To your Milestone point, I'm willing to bet that Milestone already provided a certain level of tech support to OnSSI, so that might not be as much of a cost as you might think. And it's probably safe to assume that a decent percentage of those systems don't / won't need any real significant tech support, if any at all.

I do agree with your OnSSI point, though if the choice is lower price to keep customer or higher price to lose customer, I'd guess that they're willing to take every dollar they can get their hands on.

Good points on both, though...didn't really consider either of them.

Milestone now needs to incur additional sales and support costs that did not exist when they OEMed through OnSSI. So, at best, revenue is neutral, but costs are much higher.

How is revenue at best, neutral?

They had to split the revenue with ONSSI before, now they don't.

So before the breakup, OnSSI sold VMS licenses for 100 units (just call it units to show the trend). OnSSI paid 30 - 50 units (roughly, don't know, just guessing) to Milestone.

Now OnSSI is selling VMS licenses for 20 - 40 units (because Milestone is giving VMS licenses to their customers for free or at huge discounts). So costs are down (i.e. payments to Milestone) but revenue is down as much or more. Yes/no?

One thing that you're overlooking is that Milestone only gives free product for the life of your ONSSI SUP, assuming a natural distribution, we would expect 1/12 of the one year SUPs to expire in the first month, and 50% of them in 6 months.

When they expire and renew, Milestone now captures ALL the revenue that they used to split.

You can argue about the aging, or that not everyone will continue, but still this is added revenue.

"this is added revenue."

Low bar to set.

"When they expire and renew, Milestone now captures ALL the revenue that they used to split."

If that is such a fantastic business plan, why does not Milestone do it for everyone? Milestone is giving them brand new software. How many are going to be motivated to pay a premium when they just got new stuff for free?

I get that Milestone sees potential in future upgrades, expansions, maybe someone makes a mistake and adds a Husky appliance, etc. Basically what you are saying is this is a loss leader. Hopefully they make it up later.
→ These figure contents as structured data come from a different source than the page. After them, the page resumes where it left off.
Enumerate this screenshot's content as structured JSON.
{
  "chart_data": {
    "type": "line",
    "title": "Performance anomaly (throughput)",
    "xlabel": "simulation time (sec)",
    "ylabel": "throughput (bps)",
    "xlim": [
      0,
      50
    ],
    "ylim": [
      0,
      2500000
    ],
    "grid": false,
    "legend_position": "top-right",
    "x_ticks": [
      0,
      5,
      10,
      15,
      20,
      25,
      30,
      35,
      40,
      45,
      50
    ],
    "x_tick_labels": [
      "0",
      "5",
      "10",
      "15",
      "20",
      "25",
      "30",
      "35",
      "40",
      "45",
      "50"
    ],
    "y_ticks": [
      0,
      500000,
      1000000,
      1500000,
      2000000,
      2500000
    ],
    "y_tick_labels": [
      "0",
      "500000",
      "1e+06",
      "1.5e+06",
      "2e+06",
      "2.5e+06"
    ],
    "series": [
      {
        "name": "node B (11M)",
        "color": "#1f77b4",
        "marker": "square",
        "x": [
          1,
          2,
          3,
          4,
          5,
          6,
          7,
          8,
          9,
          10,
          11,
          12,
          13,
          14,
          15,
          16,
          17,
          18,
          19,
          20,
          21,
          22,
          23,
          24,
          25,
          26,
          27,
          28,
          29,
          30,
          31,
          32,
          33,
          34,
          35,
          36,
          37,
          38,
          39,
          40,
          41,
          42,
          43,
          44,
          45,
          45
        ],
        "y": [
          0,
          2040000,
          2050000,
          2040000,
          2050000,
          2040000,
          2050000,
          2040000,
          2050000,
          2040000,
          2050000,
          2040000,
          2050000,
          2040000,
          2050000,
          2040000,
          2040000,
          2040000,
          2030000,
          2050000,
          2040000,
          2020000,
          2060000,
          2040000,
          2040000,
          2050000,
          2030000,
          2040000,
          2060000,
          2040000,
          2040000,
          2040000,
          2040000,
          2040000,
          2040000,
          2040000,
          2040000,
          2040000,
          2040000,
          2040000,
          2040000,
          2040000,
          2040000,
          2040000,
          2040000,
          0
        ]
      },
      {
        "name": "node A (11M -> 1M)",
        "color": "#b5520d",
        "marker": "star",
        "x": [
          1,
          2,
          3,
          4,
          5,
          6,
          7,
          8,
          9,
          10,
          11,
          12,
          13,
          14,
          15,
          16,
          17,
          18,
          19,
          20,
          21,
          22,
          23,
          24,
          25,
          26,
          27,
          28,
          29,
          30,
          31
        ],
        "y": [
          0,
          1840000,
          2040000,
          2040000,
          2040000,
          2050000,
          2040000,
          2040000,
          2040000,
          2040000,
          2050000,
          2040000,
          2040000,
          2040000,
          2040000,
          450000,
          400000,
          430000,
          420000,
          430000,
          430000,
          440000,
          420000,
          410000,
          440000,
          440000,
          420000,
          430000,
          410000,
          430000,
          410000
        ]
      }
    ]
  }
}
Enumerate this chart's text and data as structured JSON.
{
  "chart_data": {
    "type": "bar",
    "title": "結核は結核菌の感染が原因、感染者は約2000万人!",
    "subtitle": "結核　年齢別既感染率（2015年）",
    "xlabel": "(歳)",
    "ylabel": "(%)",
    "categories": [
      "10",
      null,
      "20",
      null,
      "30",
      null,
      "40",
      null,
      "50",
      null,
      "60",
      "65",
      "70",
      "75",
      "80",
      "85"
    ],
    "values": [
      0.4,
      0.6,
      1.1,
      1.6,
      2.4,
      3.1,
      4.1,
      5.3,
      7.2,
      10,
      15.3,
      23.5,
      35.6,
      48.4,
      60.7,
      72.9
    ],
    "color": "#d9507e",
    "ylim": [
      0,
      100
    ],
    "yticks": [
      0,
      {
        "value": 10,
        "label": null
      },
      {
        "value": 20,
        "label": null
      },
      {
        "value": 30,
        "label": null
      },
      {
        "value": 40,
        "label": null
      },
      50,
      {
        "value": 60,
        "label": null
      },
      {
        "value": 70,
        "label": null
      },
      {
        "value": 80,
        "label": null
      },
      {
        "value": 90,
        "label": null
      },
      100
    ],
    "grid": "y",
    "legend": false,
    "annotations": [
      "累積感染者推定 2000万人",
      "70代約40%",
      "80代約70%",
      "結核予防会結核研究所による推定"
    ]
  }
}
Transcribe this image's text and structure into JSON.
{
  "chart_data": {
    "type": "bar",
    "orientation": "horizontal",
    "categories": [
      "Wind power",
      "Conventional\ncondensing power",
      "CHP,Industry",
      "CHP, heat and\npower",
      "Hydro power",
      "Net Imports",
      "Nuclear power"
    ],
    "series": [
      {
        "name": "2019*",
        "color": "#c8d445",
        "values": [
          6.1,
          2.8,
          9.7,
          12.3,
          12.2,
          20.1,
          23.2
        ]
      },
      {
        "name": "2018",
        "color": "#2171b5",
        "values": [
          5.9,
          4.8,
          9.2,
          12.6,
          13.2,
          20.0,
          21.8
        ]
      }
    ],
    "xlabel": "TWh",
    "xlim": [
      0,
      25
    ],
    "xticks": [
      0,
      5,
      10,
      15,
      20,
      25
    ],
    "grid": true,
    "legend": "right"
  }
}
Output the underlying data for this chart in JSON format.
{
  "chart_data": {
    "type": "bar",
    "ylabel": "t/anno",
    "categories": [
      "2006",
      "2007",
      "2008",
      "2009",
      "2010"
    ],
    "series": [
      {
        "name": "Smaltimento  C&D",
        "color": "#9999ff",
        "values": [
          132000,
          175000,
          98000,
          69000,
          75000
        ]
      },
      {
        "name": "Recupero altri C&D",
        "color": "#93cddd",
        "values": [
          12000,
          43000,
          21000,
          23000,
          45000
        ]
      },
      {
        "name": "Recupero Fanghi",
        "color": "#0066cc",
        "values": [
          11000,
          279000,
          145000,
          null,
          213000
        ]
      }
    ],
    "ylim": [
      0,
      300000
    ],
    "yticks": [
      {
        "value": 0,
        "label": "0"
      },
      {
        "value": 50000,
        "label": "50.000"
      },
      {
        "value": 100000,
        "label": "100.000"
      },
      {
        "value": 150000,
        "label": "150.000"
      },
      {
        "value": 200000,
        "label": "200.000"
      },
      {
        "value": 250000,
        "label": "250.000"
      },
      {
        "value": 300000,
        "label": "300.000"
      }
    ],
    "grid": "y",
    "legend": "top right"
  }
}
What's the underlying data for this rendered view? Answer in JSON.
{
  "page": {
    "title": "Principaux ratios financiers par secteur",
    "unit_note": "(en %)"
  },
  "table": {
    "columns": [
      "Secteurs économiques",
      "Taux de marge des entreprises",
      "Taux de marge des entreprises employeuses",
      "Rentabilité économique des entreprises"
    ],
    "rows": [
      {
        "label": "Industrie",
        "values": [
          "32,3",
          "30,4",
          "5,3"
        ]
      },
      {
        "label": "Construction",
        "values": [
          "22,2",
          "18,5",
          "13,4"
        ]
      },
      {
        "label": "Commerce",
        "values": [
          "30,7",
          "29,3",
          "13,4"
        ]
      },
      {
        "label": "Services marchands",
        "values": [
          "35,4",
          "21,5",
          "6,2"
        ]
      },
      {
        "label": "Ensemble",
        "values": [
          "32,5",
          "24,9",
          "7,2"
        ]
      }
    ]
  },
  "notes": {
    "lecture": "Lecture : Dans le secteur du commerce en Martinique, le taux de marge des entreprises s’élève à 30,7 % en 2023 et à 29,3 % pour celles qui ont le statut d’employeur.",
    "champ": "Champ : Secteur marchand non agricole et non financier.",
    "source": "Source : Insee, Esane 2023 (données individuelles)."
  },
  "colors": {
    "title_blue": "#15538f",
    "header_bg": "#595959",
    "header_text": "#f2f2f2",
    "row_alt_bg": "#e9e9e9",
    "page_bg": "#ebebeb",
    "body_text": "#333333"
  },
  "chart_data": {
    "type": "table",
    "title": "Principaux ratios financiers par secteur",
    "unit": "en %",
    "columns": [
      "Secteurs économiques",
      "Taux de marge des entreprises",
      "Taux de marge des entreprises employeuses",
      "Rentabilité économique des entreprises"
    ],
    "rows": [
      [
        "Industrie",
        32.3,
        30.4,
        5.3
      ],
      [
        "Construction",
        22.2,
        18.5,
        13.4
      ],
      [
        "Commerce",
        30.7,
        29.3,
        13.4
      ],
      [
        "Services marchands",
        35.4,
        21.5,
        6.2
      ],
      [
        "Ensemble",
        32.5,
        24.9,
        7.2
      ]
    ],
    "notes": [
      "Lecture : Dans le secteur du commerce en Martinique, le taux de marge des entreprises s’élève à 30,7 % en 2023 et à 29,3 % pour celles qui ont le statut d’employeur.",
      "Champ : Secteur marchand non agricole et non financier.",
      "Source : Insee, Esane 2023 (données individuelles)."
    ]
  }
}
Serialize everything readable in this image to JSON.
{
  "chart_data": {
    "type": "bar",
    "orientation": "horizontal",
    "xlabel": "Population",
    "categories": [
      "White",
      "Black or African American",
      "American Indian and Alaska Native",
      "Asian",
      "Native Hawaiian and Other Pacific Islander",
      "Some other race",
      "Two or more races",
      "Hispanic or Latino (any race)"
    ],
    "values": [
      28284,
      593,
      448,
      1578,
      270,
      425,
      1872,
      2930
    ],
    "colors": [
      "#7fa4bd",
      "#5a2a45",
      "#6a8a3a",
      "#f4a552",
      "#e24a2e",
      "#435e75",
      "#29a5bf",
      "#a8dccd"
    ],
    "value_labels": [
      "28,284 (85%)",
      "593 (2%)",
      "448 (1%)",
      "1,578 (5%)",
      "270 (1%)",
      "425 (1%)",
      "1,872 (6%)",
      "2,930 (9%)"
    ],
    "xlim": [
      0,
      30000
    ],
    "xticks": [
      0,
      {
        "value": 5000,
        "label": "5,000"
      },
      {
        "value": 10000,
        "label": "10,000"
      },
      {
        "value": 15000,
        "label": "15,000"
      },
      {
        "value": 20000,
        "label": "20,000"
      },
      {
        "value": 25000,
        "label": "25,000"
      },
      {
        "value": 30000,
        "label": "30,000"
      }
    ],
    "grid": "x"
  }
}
Honestly - why are you even giving OnSSI the time of day in this - they need to learn that business is, to quote Hobbes, "Nasty, Brutish and Short". They are the prey in this cycle. The horror stories associated with their upgrades to 5.1 have been the thing of legend. Milestone saw an opportunity to turn customers to their product. Even if there was a small "fudge" on the upgrade path, in the end the Customers win. Additionally, if I were a customer, I'd want the company that was well financed, backed and had the technical means to survive the VMS wars. As far as I'm concerned, that's Milestone.

Just my two-bits.

"The horror stories associated with their upgrades to 5.1 have been the thing of legend."

Really? I had not heard of this legend.

Aside from the above hyperbole from someone obviously from the other camp, can any OnSSI dealers give us a real account of what they've experienced during the transition to the new recorder platform?

Where are they pulling the Milestone claims from?